Rohan: It’s hard to say when I wanted to become an artist. I was following my older brother’s lead and we were listening to and playing music incessantly since as far back as I can remember. Throughout my grade school years I was practicing my violin, learning to play rock songs on the piano, singing along with my brother’s guitar, and learning the oboe. By high school I was leading the tenor section in choir and singing the leads in the musicals, playing my violin in the local orchestra and in chamber groups, learning jazz piano for fun at home, playing lead alto sax in the jazz band, and jamming on the guitar with my best friend every lunch hour, meanwhile listening to music at all other times. I was a musician – it was just a done deal. I didn’t decide to become an artist. I just lived and breathed music.

What was your most unusual performance, or the most embarrassing thing that happened to you during a performance?

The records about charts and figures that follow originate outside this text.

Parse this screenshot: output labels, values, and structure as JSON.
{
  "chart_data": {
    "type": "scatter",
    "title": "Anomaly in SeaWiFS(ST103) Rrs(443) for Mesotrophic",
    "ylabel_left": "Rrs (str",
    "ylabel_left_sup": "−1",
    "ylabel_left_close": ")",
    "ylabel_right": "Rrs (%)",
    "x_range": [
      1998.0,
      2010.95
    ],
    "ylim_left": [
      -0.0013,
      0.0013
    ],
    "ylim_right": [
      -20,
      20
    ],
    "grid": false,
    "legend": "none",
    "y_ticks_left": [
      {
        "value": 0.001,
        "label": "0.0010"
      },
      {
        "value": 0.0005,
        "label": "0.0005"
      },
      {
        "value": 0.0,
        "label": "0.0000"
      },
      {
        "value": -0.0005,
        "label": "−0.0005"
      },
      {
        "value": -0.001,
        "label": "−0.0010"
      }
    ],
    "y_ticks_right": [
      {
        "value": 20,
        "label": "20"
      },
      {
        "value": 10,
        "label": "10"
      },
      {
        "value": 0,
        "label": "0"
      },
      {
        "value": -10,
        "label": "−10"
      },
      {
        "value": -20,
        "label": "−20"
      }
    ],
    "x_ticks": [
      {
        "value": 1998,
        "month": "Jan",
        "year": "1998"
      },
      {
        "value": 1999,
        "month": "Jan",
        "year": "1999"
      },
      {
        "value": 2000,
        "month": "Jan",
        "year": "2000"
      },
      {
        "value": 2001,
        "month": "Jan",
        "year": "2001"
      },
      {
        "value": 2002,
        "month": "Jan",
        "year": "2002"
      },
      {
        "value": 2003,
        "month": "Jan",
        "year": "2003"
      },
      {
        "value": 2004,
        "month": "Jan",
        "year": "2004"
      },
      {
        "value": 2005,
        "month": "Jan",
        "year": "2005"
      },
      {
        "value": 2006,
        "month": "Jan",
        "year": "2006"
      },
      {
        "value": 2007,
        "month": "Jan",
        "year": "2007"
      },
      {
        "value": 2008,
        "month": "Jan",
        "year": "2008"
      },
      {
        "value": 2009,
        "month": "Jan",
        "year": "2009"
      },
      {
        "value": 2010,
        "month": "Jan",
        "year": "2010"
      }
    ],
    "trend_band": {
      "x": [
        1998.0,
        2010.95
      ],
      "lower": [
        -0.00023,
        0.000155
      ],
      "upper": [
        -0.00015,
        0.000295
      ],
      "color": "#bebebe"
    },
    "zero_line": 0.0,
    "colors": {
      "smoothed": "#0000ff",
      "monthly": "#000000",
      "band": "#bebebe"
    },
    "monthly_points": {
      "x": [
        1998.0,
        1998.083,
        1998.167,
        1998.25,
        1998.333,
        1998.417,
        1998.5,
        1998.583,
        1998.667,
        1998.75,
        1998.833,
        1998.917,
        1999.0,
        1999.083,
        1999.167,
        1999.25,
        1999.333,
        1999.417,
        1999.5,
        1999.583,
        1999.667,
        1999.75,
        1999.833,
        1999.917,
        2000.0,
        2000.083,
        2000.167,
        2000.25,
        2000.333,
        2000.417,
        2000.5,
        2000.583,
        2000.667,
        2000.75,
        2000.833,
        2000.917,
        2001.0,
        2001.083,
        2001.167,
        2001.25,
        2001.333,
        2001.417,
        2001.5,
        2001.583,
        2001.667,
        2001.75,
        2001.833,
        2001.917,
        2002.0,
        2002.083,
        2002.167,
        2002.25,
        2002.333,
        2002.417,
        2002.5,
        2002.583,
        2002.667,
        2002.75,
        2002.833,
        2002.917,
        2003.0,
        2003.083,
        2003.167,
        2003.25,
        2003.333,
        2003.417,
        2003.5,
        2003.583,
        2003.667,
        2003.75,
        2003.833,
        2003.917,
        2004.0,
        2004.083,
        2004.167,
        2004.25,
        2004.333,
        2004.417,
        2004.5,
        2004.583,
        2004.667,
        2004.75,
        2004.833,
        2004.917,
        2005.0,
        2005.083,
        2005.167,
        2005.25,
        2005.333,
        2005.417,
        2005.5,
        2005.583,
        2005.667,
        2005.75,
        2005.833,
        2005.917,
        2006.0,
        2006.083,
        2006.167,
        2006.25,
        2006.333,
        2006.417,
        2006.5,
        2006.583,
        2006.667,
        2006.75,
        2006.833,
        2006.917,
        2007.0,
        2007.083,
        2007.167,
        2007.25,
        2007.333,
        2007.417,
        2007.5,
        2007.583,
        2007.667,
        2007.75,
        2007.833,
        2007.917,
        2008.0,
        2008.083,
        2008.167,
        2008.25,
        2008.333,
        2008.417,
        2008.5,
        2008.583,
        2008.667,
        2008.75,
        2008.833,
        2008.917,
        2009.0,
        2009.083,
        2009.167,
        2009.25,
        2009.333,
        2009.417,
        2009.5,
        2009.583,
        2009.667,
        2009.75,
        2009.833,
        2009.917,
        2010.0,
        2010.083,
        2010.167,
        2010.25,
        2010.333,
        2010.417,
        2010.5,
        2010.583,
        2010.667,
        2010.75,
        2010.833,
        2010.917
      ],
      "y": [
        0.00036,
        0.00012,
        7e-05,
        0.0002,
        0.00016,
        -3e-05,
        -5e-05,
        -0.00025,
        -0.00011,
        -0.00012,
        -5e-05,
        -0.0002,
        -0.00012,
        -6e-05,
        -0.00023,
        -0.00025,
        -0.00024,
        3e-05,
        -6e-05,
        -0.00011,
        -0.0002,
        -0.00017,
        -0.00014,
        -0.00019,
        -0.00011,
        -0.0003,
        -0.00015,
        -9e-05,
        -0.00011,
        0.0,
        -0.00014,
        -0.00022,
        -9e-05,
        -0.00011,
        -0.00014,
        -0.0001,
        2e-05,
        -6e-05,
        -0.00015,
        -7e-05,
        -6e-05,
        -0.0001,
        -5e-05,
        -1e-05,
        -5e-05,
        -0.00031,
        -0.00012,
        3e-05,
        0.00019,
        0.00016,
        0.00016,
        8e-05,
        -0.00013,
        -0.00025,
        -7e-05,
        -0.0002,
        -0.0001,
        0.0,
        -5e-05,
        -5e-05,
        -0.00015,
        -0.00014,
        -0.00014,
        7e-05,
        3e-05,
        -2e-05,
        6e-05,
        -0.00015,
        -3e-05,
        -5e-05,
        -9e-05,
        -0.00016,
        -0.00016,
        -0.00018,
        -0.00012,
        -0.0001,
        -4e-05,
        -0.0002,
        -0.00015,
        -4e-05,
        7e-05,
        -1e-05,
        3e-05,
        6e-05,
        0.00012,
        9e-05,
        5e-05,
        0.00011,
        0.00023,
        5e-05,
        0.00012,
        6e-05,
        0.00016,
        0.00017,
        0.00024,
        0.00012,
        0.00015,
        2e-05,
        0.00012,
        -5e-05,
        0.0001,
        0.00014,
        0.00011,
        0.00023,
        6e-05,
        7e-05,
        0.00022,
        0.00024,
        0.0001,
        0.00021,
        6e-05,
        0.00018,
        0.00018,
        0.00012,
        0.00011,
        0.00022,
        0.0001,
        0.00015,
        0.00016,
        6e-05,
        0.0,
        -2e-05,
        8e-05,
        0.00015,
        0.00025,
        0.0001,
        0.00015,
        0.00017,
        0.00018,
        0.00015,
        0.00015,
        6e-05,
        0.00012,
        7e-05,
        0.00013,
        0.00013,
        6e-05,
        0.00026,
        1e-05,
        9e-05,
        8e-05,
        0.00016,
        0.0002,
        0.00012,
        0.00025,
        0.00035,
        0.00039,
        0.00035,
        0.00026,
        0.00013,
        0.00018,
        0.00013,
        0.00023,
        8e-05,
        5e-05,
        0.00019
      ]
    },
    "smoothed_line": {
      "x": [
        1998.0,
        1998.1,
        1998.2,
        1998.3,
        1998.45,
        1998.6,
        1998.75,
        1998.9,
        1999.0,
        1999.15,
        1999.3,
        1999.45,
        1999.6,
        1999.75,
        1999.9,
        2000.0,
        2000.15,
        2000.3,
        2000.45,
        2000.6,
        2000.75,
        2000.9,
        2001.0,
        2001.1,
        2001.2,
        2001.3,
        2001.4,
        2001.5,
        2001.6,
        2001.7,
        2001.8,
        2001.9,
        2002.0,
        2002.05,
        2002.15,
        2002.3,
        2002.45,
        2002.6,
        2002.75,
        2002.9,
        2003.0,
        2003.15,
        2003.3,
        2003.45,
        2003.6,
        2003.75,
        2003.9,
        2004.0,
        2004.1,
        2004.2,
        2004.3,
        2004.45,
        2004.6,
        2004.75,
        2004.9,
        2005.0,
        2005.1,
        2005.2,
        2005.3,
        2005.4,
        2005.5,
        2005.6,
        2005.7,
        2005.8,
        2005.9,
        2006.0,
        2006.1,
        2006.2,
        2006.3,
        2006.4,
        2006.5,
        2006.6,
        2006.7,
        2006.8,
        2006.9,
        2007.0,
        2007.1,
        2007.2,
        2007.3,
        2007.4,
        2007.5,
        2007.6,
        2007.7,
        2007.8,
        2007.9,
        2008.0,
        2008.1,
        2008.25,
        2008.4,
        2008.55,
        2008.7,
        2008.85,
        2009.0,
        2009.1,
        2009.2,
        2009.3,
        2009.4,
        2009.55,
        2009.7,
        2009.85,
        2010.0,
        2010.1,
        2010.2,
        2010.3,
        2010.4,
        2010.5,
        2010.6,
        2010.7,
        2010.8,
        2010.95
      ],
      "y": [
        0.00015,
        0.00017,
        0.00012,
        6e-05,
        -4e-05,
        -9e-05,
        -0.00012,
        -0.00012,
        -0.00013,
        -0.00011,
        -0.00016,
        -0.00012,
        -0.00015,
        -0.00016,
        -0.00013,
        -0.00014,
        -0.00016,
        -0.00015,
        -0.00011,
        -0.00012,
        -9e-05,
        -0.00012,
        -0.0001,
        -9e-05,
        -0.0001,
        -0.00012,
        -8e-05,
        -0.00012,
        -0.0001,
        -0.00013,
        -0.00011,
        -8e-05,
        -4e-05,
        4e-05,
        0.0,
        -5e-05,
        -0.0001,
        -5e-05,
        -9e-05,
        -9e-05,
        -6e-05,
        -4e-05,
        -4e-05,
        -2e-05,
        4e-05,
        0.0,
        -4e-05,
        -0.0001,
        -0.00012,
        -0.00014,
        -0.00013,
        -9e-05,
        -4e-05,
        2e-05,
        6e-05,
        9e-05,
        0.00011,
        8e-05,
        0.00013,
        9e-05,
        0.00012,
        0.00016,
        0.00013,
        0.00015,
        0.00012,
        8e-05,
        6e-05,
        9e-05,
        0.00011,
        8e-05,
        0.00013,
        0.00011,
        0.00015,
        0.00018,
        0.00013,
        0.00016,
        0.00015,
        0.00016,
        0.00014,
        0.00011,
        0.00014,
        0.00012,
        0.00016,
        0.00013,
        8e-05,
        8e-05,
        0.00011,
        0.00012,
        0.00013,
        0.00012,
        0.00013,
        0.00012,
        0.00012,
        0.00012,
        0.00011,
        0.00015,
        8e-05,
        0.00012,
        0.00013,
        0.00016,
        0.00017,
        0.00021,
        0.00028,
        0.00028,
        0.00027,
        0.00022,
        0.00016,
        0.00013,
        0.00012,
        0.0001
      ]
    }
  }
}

Peter: Last summer in mid performance, my bow got stuck in my strings as I attempted a violent tremolo.
Rohan: The most embarrassing moment I had was when I mistook the start time of a concert with the Oberlin Conservatory Orchestra for 8:00 when it was actually 7:30. I arrived at what I thought was a half hour early to warm up, and the conductor and soloists were all standing backstage about to launch out for a performance of Benjamin Britten’s War Requiem which of course has two entire orchestras onstage. My conductor told me to get out my violin and take my seat. The orchestra had already tuned and the audience was waiting expectantly for the conductor and soloists to enter. Instead, I appeared, and had to thread my way slowly through the orchestra with the audience applauding my mistake all the while. Yow!

What is your guilty pleasure?

Rohan: My guilty pleasure is eating the apple tartine dessert at Aquitaine, my favorite French restaurant in Boston. It is by far the best dessert in the city. It’s an apple tart drenched with just the right amount of caramel (NO SEA SALT!) and brandy, and covered with just the right amount of whipped cream; a binge of sensuality. I hold myself back from consuming five of these guilty pleasures at one sitting, but just barely!

If you could have instant expertise on any instrument, what would it be?

Peter: If I could have instant talent on another instrument, it would be drums.
Rohan: The instruments I would learn had I unlimited time would by the Uilleann pipes which are Irish elbow bagpipes whose sound I adore, followed by the old time claw hammer banjo, which is such an evocative folk sound for me. Then probably the Turkish oud, where the combination of the microtonal scales and the sonority blend perfectly. So little time!!!

What was your favorite musical moment on the album?

Rohan: Favorite moments are inherently unfair, but if I must, my two favorite moments on the album may be the climactic parts of Hymnody, and the Bartok Third Quartet quotations in This Fragmented Old Man.

Is there a specific feeling that you would like communicated to audiences in this work?

Peter: I would love audiences to feel that anything is possible in terms of depth and expression, with whomever the composer and whatever the work.